Changes in chemical composition

The composition of sausages were shown in Table 6. The higher difference in composition was observed between sausages made from different type of meat. Sausages from deer were characterised by significantly higher content of protein and lower content of fat. Difference in protein content range between 7.6% for samples with curing mixture addition (C) to 19.2% for samples with sea salt addition (S). Sausages made from beef had from 13.2% (sample C) to 30% (sample S) more fat than corresponding fallow deer sausage variants.. That results correspond with results of other authors and confirmed that farmed fallow deer muscles are characterized by lower fat content than beef (Ludwiczak et al. 2017; Bureš et al. 2015). However studies of many authors (Bureš et al. 2015; Chakanya et al. 2018; Ludwiczak et al. 2017) showed that comparison of protein content in beef and fallow deer muscle is difficult due to its dependence on many conditions including sex, breeding, production system and many others.
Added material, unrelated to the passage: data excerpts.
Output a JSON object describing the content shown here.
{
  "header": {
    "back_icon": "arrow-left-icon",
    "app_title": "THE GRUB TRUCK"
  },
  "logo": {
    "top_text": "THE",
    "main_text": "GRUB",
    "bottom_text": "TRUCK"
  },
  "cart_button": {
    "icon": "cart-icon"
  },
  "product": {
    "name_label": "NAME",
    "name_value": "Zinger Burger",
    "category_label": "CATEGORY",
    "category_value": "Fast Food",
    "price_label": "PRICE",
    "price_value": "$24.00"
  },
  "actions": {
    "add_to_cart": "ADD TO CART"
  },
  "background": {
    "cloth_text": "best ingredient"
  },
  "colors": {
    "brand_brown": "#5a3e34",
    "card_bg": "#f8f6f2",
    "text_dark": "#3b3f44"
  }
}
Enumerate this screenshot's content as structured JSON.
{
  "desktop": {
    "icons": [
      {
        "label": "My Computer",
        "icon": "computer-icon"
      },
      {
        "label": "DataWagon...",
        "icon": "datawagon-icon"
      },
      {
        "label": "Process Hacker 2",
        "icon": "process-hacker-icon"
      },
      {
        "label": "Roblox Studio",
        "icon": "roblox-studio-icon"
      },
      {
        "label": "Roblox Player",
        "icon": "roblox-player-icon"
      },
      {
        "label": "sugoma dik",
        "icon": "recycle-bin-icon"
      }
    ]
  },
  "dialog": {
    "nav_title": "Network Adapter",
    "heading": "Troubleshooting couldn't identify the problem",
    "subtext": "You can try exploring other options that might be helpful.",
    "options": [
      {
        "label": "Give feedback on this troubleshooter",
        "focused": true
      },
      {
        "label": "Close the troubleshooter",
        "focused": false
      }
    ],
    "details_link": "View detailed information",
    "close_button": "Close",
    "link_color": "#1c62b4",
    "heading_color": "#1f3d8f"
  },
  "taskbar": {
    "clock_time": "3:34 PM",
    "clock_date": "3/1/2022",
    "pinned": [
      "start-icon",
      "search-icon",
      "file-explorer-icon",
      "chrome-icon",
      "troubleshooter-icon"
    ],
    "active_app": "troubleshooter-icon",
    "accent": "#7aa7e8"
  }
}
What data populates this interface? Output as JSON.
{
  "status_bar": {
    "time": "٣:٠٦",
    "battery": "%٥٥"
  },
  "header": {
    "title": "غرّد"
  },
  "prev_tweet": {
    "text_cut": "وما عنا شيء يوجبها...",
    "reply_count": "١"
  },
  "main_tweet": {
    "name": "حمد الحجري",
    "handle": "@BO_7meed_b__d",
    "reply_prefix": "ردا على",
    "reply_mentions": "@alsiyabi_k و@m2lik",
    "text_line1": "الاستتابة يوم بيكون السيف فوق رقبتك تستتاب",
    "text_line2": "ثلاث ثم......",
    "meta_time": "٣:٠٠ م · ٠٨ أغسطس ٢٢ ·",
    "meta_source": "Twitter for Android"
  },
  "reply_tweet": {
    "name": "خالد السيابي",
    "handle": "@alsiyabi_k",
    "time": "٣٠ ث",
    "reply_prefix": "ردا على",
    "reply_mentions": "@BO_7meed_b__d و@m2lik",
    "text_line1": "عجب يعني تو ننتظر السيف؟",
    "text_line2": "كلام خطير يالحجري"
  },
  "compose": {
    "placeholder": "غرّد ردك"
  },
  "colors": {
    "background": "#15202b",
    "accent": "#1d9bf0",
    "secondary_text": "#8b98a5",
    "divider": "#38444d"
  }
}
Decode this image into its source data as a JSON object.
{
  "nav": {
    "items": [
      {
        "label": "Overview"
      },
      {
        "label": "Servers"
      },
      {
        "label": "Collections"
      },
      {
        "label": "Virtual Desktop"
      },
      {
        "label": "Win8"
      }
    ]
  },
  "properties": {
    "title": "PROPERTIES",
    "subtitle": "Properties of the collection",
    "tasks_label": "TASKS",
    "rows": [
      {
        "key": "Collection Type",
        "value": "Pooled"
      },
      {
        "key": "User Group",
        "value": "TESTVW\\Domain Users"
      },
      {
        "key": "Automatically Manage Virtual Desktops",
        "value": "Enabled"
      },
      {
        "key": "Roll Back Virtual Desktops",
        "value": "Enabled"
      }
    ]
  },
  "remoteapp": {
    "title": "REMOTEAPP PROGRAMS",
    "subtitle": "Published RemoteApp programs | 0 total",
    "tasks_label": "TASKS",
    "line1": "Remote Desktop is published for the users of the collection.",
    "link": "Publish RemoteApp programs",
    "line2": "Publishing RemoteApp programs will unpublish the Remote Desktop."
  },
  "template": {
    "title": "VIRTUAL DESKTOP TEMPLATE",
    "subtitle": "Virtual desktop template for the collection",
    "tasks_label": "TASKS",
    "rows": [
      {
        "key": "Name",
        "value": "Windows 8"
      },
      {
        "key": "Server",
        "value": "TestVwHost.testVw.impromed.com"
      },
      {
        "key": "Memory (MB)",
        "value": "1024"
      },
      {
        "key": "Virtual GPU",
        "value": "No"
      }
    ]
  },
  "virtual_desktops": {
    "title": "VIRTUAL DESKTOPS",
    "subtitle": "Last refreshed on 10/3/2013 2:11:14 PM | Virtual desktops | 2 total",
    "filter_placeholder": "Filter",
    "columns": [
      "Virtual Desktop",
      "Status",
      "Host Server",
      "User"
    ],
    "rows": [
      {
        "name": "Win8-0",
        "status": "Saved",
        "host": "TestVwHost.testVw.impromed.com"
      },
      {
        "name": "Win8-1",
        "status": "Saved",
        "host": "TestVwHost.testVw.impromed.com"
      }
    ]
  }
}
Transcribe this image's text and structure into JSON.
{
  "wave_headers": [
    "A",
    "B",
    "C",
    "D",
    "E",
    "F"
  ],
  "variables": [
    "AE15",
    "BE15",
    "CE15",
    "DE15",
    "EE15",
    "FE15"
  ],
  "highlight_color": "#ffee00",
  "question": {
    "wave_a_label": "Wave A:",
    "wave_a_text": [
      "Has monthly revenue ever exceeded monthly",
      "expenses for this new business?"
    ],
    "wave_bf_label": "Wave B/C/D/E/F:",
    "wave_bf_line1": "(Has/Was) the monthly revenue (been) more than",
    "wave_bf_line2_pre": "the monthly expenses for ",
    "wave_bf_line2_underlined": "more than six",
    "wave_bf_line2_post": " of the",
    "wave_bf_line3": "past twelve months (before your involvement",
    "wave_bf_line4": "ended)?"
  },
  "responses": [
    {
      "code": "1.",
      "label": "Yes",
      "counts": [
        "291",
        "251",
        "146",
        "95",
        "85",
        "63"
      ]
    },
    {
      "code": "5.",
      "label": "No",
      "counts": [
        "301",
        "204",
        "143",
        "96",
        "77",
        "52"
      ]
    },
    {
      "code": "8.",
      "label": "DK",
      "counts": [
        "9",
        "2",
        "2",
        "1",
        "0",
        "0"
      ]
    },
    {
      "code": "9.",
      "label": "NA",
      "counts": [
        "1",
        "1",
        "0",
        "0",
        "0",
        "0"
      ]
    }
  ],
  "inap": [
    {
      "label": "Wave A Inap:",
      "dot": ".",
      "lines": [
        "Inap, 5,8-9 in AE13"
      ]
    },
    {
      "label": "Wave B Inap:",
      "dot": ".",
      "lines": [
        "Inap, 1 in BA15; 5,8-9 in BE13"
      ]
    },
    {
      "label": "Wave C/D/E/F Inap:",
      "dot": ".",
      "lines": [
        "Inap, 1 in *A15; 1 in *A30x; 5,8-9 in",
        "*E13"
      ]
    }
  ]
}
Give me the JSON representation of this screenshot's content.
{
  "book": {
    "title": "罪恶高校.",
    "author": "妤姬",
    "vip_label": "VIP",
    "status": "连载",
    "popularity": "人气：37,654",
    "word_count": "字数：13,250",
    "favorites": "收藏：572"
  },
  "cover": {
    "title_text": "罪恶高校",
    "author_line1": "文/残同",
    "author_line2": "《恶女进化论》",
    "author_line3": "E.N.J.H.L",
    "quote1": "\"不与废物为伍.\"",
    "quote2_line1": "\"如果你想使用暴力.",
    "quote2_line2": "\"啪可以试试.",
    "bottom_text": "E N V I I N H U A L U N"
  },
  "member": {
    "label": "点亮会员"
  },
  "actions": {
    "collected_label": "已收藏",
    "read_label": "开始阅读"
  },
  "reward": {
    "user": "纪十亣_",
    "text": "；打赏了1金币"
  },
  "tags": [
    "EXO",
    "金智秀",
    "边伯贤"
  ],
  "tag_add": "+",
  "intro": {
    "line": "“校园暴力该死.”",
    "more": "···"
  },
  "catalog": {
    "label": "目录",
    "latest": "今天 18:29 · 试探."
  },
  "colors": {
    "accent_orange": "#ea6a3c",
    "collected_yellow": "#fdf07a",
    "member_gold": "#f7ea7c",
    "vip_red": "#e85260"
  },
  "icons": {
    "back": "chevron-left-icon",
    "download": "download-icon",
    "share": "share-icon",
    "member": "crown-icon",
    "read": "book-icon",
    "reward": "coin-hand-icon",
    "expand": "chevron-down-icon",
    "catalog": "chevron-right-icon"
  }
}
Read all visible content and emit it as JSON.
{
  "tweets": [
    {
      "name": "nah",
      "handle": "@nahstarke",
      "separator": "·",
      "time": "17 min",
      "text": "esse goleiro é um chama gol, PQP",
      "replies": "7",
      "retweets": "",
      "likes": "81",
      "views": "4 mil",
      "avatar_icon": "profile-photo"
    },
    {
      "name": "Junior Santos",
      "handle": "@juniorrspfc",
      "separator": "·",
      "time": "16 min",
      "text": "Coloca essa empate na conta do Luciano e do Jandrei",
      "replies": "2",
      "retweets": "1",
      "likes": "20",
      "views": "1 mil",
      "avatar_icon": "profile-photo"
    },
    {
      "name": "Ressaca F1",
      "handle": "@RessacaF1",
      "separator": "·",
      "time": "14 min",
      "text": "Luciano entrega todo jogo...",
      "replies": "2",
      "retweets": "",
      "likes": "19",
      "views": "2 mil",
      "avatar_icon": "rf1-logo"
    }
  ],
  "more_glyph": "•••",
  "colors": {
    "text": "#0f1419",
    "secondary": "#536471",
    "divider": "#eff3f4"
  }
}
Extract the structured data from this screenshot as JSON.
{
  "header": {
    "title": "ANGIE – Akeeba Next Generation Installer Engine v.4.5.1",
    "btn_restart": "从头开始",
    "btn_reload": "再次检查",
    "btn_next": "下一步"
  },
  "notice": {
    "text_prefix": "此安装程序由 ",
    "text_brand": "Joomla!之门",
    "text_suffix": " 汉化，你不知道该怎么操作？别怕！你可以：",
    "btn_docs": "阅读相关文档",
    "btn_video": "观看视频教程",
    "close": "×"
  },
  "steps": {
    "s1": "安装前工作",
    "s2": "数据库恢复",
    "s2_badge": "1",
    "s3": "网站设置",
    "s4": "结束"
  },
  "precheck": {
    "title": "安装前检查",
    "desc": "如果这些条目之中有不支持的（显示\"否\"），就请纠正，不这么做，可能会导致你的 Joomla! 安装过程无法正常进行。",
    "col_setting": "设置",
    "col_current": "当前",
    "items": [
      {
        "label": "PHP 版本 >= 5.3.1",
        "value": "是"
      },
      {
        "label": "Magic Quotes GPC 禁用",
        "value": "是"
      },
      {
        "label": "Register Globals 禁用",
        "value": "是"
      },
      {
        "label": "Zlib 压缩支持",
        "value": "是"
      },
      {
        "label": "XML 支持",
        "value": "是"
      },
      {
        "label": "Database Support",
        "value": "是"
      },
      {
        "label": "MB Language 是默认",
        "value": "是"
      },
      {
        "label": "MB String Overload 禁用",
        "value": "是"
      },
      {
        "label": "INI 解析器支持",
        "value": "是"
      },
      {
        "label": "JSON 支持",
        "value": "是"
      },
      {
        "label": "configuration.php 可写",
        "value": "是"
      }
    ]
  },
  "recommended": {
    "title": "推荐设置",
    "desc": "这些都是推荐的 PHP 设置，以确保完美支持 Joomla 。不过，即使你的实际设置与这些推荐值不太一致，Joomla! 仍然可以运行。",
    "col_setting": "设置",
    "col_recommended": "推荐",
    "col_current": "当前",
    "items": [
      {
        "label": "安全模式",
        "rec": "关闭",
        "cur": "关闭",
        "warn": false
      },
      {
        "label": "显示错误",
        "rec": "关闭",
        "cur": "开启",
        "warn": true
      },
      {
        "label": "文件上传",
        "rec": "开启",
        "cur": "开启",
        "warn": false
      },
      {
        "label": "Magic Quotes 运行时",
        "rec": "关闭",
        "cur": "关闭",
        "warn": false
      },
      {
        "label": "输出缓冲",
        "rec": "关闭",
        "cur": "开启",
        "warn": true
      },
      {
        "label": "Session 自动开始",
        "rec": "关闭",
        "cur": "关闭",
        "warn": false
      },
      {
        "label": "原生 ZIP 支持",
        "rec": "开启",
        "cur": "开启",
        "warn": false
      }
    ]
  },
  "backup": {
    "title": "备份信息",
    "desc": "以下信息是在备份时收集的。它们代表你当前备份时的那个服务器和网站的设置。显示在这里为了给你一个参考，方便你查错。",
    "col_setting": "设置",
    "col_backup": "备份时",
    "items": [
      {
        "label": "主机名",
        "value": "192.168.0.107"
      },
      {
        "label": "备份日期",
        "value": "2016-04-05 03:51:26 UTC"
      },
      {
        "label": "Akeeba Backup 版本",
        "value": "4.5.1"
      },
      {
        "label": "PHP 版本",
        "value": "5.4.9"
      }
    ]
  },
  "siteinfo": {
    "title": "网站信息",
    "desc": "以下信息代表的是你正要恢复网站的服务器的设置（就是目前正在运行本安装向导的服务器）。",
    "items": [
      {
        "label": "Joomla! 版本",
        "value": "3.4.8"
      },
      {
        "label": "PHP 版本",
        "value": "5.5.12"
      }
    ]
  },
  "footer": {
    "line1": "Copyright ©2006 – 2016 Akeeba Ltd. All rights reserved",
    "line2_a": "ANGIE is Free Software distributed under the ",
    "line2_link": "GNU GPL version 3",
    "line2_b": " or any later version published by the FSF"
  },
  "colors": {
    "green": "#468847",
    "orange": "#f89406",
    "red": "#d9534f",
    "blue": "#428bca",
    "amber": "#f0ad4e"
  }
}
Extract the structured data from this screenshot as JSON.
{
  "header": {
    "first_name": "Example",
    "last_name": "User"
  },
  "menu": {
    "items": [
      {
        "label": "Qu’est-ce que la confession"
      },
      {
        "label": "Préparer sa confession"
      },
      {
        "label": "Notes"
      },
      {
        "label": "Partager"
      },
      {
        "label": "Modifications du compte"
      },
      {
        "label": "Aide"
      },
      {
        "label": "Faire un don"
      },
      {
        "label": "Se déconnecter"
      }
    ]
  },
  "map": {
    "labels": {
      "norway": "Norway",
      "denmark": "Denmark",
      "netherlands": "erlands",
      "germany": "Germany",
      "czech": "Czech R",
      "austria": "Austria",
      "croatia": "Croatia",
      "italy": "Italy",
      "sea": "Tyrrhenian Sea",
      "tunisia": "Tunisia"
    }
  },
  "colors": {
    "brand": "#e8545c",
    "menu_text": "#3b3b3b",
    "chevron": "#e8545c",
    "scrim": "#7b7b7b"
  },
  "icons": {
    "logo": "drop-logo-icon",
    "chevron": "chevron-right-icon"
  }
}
Table 6 Protein and fat content of sausages made from fallow deer and beef meat (n = 3; mean ± SE)
Full size table

Conclusion

The result of present study shows various changes occurring during processing of organic sausages made from two meat species (beef and fallow deer). After 20 days of processing sausages made from fallow deer were characterised by higher acidity and water activity, lower level of lipid oxidation and favourable colour parameters. The increase in the bacteria content was greater in case of beef sausages despite this decrease in pathogenic microorganisms were greater in fallow deer sausages.

The addition of freeze-dried acid whey in varying amounts did not significantly affect the physicochemical characteristics of sausages from both fallow deer and beef. Further research is needed to compare the effect of acid whey on the nutritional values of raw fermented sausages from fallow deer and beef.